# how much should a puppy eat?



## seagypsy (Jan 8, 2011)

bodie is 4 and a half months, he eats fromms duck and sweetpotato. how many calories should he get. hes always hungrey lol. im giving him 3 cups a day, 1 and a half in the am and 1 and a half in pm.


----------



## FlyingQuizini (Oct 24, 2006)

"He's always hungry!" Welcome to the world of certain dogs! IMO, it's impossible to know the right calorie count until you've tried something for a while and watched how it effects the dogs. How is his weight now? If he looks good, I'd stick with what you're doing. If he drops weight, add more. As for the always hungry part, many dogs would eat themselves to death if given the chance so I have a hard time using that as an accurate indicator of what they *need* vs. what they want.


----------



## Frederic (Jan 31, 2011)

seagypsy said:


> bodie is 4 and a half months, he eats fromms duck and sweetpotato. how many calories should he get. hes always hungrey lol. im giving him 3 cups a day, 1 and a half in the am and 1 and a half in pm.


Hi,
I'm wondering the same for our 3 months pup. Would 3 cups be 600 grams roughly ? I live in Ireland we use grams .. or could you please tell me in US ounces how much is 3 cups I can convert. Thanks a lot. Hope your pup is doing well 
Hello from Ireland :wavey:
Frederic


----------



## maggiesmommy (Feb 23, 2010)

Maggie's vet told us "feed as much as she will eat in 20 minutes 3 times/day until she is 6 months old, then switch it to all she can eat in 20 min. 2 times/day...when she gets to be 1, it is 1 1/2 cups in the morning and 1 1/2 cups at night...adjust accordingly if she gains or loses weight"


----------



## CarolinaCasey (Jun 1, 2007)

We followed the Slow Grow Plan by Rhonda Hovan. You can google it.  It worked very well for Gibbs, he looks great and never was too chubby/rolly polly like many puppies do.


----------



## Mollie's_mom (Feb 1, 2011)

i did not see this post and actually just asked the same question for my 4 1/2 month old golden, Mollie. She also eats 3 cups a day in the same amount per meal. I did have her at 4 cups a day 2 in the morning and 2 at night but, she was getting a little chunky, this is also because it is very cold out and I don't have much time to get her out to exercise much other than when I just let her out to run in the yard for a couple minutes daily. 

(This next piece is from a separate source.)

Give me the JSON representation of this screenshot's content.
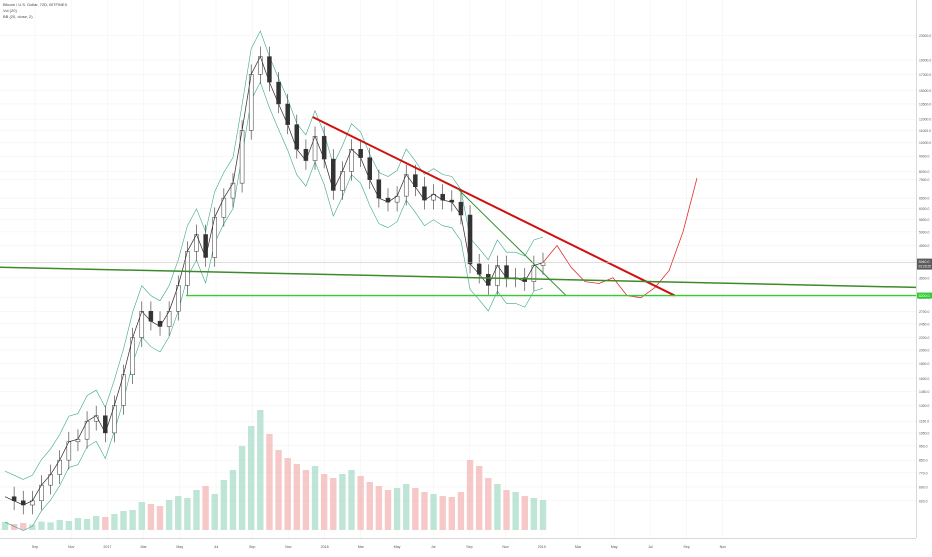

But, with the three cups she seems to be thinning out very much. I do not know exactly what would be the good amount.

Also, on top of her food she gets treats daily also.


----------



## MittaBear (Mar 9, 2010)

We've had Chester on Fromm since he was about 10 weeks old. We fed him 3 cups a day for awhile and he did fine. I've recently upped him to 4 cups a day since it seems like he can put on a little more weight.


----------